Our system started with a client request for a feature. That feature was then fully documented and the ideal implementation roughed out in the planning document. We’d then pass a complete specifications document to an engineer – sometimes they were in-house, sometimes they were outsourced. The engineer would implement the feature, then the new code (and the original spec) were shipped back to the QA tester for verification and acceptance.
It worked, in a way. It was incredibly slow, though, and more complex feature requests (like the rewrite of our Pascal app into something that would work for the web) were lost under a mountain of documentation.
My last project at the company took three months to document. It was a dashboard-style application for tracking and reporting on information like HbA1c, BMI, Cholesterol, and other vital health statistics. We had color coding, interactive reports, automated coordination with clinical management systems. It was a robust application.
It was detailed in an 18-page specifications document that, as I already mentioned, took almost three months to prepare and perfect.
Our requirement before we could even start development was to have a fully-fleshed out specifications document.

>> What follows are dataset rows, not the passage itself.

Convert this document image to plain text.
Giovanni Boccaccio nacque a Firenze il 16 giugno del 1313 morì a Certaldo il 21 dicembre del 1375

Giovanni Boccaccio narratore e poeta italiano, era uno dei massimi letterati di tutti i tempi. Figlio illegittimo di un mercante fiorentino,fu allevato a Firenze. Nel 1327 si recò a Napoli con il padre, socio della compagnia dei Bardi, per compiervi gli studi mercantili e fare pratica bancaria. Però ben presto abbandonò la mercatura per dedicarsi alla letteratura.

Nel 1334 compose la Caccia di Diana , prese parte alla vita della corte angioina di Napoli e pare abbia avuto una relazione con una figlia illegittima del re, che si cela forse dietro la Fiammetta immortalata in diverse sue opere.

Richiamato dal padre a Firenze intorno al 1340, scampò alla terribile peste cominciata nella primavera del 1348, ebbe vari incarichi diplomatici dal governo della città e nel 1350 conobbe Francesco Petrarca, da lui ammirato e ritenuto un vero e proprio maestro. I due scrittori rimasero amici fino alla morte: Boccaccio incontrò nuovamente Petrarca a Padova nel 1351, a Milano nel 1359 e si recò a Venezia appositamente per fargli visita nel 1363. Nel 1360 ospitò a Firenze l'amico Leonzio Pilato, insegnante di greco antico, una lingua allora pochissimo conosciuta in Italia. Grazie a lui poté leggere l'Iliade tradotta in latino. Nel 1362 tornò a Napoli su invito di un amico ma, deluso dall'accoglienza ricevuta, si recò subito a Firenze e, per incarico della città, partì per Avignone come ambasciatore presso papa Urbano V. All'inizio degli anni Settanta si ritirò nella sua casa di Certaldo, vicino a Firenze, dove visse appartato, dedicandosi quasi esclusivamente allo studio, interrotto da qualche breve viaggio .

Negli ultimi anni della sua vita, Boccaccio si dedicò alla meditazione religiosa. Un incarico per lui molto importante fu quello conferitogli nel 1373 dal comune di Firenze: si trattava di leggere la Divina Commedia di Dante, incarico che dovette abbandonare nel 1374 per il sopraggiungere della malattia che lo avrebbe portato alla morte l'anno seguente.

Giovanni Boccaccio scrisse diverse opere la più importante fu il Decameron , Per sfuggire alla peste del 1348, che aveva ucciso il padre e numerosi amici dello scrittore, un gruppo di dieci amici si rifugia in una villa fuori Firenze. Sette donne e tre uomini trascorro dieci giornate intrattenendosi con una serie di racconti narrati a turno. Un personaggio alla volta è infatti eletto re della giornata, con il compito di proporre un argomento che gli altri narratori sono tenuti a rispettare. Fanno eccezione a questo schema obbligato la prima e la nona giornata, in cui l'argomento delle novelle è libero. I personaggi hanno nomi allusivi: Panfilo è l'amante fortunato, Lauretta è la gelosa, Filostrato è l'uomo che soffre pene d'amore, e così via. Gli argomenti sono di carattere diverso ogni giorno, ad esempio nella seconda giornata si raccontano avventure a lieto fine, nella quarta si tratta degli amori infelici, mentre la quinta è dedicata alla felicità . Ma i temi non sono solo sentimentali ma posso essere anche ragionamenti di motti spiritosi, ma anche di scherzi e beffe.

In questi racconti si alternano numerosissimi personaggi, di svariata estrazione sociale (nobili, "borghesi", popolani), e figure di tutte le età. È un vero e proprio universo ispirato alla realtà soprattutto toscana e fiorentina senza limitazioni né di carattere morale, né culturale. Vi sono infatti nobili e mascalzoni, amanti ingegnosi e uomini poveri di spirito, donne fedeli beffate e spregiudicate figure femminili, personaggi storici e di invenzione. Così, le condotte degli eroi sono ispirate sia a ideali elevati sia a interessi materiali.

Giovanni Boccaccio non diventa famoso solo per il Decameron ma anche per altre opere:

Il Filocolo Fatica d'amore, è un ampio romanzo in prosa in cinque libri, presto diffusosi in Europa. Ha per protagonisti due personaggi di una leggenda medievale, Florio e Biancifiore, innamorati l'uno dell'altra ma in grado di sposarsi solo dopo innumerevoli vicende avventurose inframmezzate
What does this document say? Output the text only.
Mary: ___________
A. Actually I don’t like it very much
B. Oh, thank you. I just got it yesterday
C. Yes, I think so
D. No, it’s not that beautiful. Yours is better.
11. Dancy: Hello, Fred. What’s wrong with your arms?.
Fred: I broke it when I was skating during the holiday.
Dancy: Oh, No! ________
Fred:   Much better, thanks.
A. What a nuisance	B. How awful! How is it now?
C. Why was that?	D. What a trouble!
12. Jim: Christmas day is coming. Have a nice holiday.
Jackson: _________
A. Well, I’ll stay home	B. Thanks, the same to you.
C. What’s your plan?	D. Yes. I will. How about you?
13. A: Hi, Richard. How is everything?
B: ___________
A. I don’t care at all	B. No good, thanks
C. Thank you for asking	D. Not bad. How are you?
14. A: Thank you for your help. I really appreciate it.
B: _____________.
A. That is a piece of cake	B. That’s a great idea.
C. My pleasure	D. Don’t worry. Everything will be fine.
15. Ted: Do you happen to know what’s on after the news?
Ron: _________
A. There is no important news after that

Unfortunately the overall project and final document were so detailed, that the project was shelved rather than shipped. Our focus on documentation killed any hope of ever moving to development.
How are projects at your company planned out? Do you start with clearly-defined overall goals and discuss momentum frequently to keep development on track while still allowing for agile shifts in day-to-day direction? Or do you start with a rigid specification that squelches creativity and dooms projects to fail if any underlying assumptions prove wrong in the future?